Gary - You are right abou Hospice care and that is an avenue of gently letting go, depending on your circumstances. However, it is not cheap and is an option for those who can afford this care, I believe. My father-in-law recently passed away in this manner, after his bone cancer spread rapidly after a few rough years of chemo and battling the demon. He was moved into a Hospice home, made very comfortable, said all his loving goodbyes and in a matter of only two days, passed on with the assistance of Morphine.
Thank you for bringing this to light as this will be of some comfort to those who are able to go this route. For others, however, there will be no option to be hospitalized and/or referred to Hospice without devastating financial loss to themselves or their family.
Cathy--Hospice is completely paid for by Medicare. The only requirement is that an attending physician signs a statement stating that in all likelihood, the patient is in the last six months of life. The critical aspect in our experience is that family members take control of the situation. There are documents to be signed, Do Not Resussitate orders, which take the hospital off the hook. Absent these steps, hospitals will do everything they can to keep a patient alive because they are legally required to do so.

Wonderful post.
Jimmymac - I would have thought so too, however, My FIL did have Medicare and was moved into a Hospice facility for which he paid a daily fee, for sure. Maybe there was something else, but he was in his last few weeks of life which turned into only two. Either way, the real financial drain comes in the hospital, as you mentioned, until paperwork is done, etc. For me, doing a Living Will and Trust with an EOL was invaluable and one of the best investments for my end of life wishes that could be done.

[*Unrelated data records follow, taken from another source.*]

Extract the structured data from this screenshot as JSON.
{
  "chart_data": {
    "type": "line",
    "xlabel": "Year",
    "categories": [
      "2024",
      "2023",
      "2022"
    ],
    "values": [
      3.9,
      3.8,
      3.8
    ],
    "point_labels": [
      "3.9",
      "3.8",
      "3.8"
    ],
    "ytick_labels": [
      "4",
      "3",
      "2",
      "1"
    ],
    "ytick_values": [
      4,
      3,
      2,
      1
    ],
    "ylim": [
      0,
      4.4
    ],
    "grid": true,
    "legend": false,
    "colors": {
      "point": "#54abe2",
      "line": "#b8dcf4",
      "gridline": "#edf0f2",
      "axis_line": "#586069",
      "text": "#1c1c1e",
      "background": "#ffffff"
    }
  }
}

What a shame. Don't know how she does it.

I recall a grandmother and an aunt told me that they prayed every night to die while still in good health in their sleep closer to the end if their days. God Bless her and I hope she does not find her work hideous. the problem of death is one I address in a new post which URL I shall send you.

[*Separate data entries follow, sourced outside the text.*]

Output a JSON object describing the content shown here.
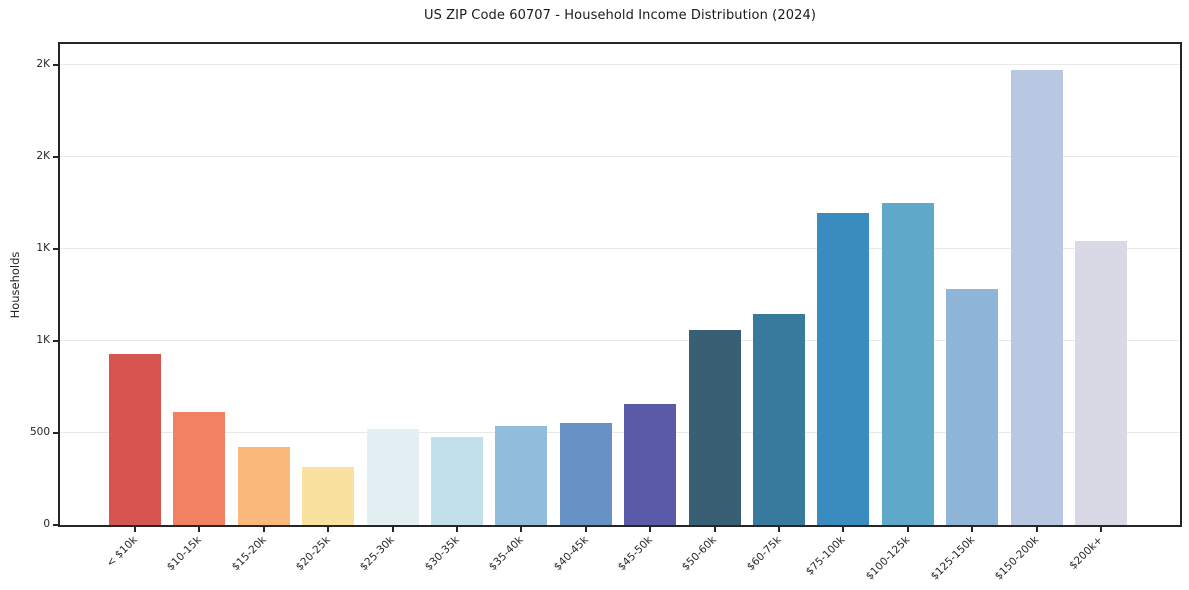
{
  "chart_data": {
    "type": "bar",
    "title": "US ZIP Code 60707 - Household Income Distribution (2024)",
    "xlabel": "",
    "ylabel": "Households",
    "categories": [
      "< $10k",
      "$10-15k",
      "$15-20k",
      "$20-25k",
      "$25-30k",
      "$30-35k",
      "$35-40k",
      "$40-45k",
      "$45-50k",
      "$50-60k",
      "$60-75k",
      "$75-100k",
      "$100-125k",
      "$125-150k",
      "$150-200k",
      "$200k+"
    ],
    "values": [
      930,
      617,
      425,
      317,
      520,
      479,
      536,
      554,
      657,
      1059,
      1146,
      1696,
      1751,
      1281,
      2477,
      1544
    ],
    "bar_colors": [
      "#d85451",
      "#f08261",
      "#f9b97a",
      "#fbe1a0",
      "#e3eff3",
      "#c2e0ec",
      "#92bcdb",
      "#6892c5",
      "#5a5aa8",
      "#385f74",
      "#377a9e",
      "#3a8cbf",
      "#5fa8c9",
      "#8fb6d8",
      "#b8c8e2",
      "#d8d9e5"
    ],
    "ylim": [
      0,
      2616
    ],
    "yticks": [
      {
        "value": 0,
        "label": "0"
      },
      {
        "value": 500,
        "label": "500"
      },
      {
        "value": 1000,
        "label": "1K"
      },
      {
        "value": 1500,
        "label": "1K"
      },
      {
        "value": 2000,
        "label": "2K"
      },
      {
        "value": 2500,
        "label": "2K"
      }
    ],
    "grid": "horizontal",
    "legend": "none",
    "colors": {
      "background": "#ffffff",
      "grid": "#e9e9e9",
      "spine": "#262626",
      "tick_text": "#262626",
      "title_text": "#1a1a1a"
    }
  }
}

Professor - I'll look forward to reading it.
Excellent post. I also had to hold my beloved dog's head in my lap and pet her while the vet eased her passing. It was the kindest thing to do. It is one of the hardest things I have ever done in my life, bar none. But I know she was with the people she loved most at the end, and here at home, not at the vet's office. She was where she needed to be.

Why, why can't we be so kind to our own families? I would want someone to do this for me when my time comes, to hold my hand and speak soothing words, and slip the needle in to end the pain.

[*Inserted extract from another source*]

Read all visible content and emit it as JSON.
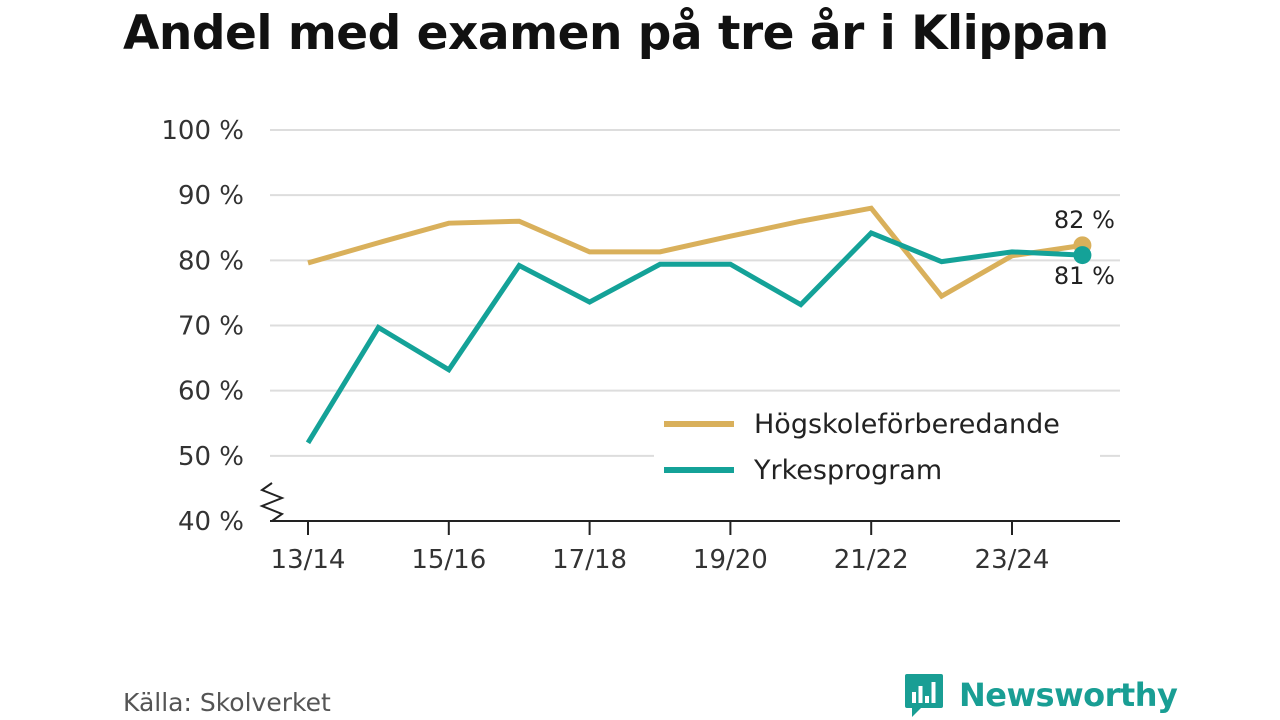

Death will come for all of us. This is a one-way trip through this world, yet we all want to pretend the end won't come if we just don't think about it. It will. And death comes, whether we face it rationally or not.
Froggy - That was such a penetrating, thoughtful and compassionate comment on this subject. Thanks!
Brilliant, Cathy. Simply brilliant.
Very compelling and poignant piece, Cathy. Difficult questions which we much all face sooner or later.
Rated.
Love this and agree 100%. But I'm making my kids do it. They owe this much!!! Ha.